"moist"

Laurence Horn laurence.horn at YALE.EDU
Mon Nov 7 15:07:55 UTC 2011


On Nov 7, 2011, at 6:45 AM, Jonathan Lighter wrote:

> Well, Civil War rookies were widely known as "fresh fish," not because
> of any  moisture but because they were brand-new and stupid.
>
> The prison use is almost as old.

I've never spent much time in prison, but at the poker table a fish is a weak player, often but not always brand-new, but definitely stupid (at poker, if not life).  I always assumed the allusion was to being suckers--falling for the dissembling of other players or the temptation to overrate one's own hand or ability to play it.  But might it instead derive from the prison usage?  (I can't check, since my HDAS is home and I'm not.)

LH
>
> As a term for women it is considerably more recent.

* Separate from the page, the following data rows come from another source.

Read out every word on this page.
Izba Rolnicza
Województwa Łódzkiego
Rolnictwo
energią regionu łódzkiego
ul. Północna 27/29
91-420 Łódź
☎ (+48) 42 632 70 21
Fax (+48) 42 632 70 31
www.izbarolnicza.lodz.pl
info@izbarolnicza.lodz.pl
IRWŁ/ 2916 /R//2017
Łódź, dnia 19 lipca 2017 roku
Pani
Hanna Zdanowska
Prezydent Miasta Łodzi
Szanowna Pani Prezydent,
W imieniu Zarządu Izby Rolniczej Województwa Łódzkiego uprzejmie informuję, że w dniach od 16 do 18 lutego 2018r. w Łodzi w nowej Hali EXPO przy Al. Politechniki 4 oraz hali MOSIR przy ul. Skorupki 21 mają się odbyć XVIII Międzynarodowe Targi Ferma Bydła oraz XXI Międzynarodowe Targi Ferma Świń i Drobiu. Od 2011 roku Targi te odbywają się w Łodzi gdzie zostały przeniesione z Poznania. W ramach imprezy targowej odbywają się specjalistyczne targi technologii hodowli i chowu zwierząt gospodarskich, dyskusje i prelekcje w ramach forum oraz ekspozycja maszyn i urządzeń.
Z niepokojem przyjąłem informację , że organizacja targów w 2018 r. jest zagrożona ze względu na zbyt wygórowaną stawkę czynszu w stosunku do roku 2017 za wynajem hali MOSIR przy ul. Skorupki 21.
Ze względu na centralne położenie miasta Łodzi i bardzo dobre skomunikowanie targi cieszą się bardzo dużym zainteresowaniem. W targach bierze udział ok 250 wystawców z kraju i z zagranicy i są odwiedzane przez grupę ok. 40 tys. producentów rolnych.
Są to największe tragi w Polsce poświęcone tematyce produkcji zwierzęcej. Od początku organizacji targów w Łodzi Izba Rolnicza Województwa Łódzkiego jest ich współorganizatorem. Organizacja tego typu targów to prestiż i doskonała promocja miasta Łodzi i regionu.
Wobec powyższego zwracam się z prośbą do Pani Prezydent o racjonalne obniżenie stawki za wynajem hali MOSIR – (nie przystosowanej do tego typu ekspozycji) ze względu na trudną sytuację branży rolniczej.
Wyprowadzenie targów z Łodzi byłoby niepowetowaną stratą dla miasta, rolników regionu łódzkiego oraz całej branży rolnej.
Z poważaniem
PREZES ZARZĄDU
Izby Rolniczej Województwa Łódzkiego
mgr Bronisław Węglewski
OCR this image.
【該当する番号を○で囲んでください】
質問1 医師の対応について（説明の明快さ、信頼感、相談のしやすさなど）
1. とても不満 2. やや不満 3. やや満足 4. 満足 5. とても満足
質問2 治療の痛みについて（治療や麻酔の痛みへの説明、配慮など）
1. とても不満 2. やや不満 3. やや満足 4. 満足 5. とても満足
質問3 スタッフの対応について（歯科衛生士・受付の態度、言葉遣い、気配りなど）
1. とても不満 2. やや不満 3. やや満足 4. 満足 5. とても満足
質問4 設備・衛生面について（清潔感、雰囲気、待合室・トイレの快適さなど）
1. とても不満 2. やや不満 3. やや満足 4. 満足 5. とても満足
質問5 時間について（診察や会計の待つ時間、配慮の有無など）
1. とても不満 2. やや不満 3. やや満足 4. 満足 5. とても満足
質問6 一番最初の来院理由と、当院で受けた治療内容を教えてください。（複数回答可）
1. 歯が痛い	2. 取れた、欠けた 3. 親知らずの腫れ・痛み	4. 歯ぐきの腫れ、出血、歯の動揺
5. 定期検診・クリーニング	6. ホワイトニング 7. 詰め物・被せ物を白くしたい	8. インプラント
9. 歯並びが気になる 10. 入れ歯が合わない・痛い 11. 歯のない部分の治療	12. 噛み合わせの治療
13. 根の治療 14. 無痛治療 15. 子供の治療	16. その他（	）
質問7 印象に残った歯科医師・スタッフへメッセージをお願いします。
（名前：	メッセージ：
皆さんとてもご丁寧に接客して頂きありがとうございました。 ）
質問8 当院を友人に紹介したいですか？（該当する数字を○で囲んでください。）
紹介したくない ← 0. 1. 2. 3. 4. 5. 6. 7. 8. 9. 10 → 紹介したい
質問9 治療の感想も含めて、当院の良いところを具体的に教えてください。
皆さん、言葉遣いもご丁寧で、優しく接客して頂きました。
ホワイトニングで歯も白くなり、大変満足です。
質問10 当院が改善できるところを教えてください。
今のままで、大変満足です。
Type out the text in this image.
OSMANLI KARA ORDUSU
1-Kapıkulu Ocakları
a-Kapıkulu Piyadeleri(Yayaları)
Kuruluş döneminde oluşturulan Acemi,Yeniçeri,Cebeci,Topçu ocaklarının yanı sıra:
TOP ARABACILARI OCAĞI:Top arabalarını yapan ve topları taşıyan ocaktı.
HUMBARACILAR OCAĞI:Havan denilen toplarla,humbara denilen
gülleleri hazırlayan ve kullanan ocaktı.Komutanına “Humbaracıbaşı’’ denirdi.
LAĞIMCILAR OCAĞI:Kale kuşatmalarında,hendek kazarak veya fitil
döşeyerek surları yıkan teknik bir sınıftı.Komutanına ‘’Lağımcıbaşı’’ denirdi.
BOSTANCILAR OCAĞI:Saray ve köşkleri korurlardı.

How certain are we
> of the latterly alleged origin of that usage?
>
> JL


>
> On Mon, Nov 7, 2011 at 2:01 AM, Wilson Gray <hwgray at gmail.com> wrote:
>> ---------------------- Information from the mail header -----------------------
>> Sender:       American Dialect Society <ADS-L at LISTSERV.UGA.EDU>
>> Poster:       Wilson Gray <hwgray at GMAIL.COM>
>> Subject:      Re: "moist"
>> -------------------------------------------------------------------------------
>>
>> On Sun, Nov 6, 2011 at 9:01 AM, Laurence Horn <laurence.horn at yale.edu> wrote:
>>> Pejoratively, women are "fish"
>>
>> As are newcomers to prison, whether male or female. as more likely to
>> become victims victims of intrasexual prison rape than
>> more-experienced inmates.
>>
>> --
>> -Wilson
>> -----
>> All say, "How hard it is that we have to die!"---a strange complaint
>> to come from the mouths of people who have had to live.
>> -Mark Twain
>>
>> ------------------------------------------------------------
>> The American Dialect Society - http://www.americandialect.org
>>
>
>
>
> --
> "If the truth is half as bad as I think it is, you can't handle the truth."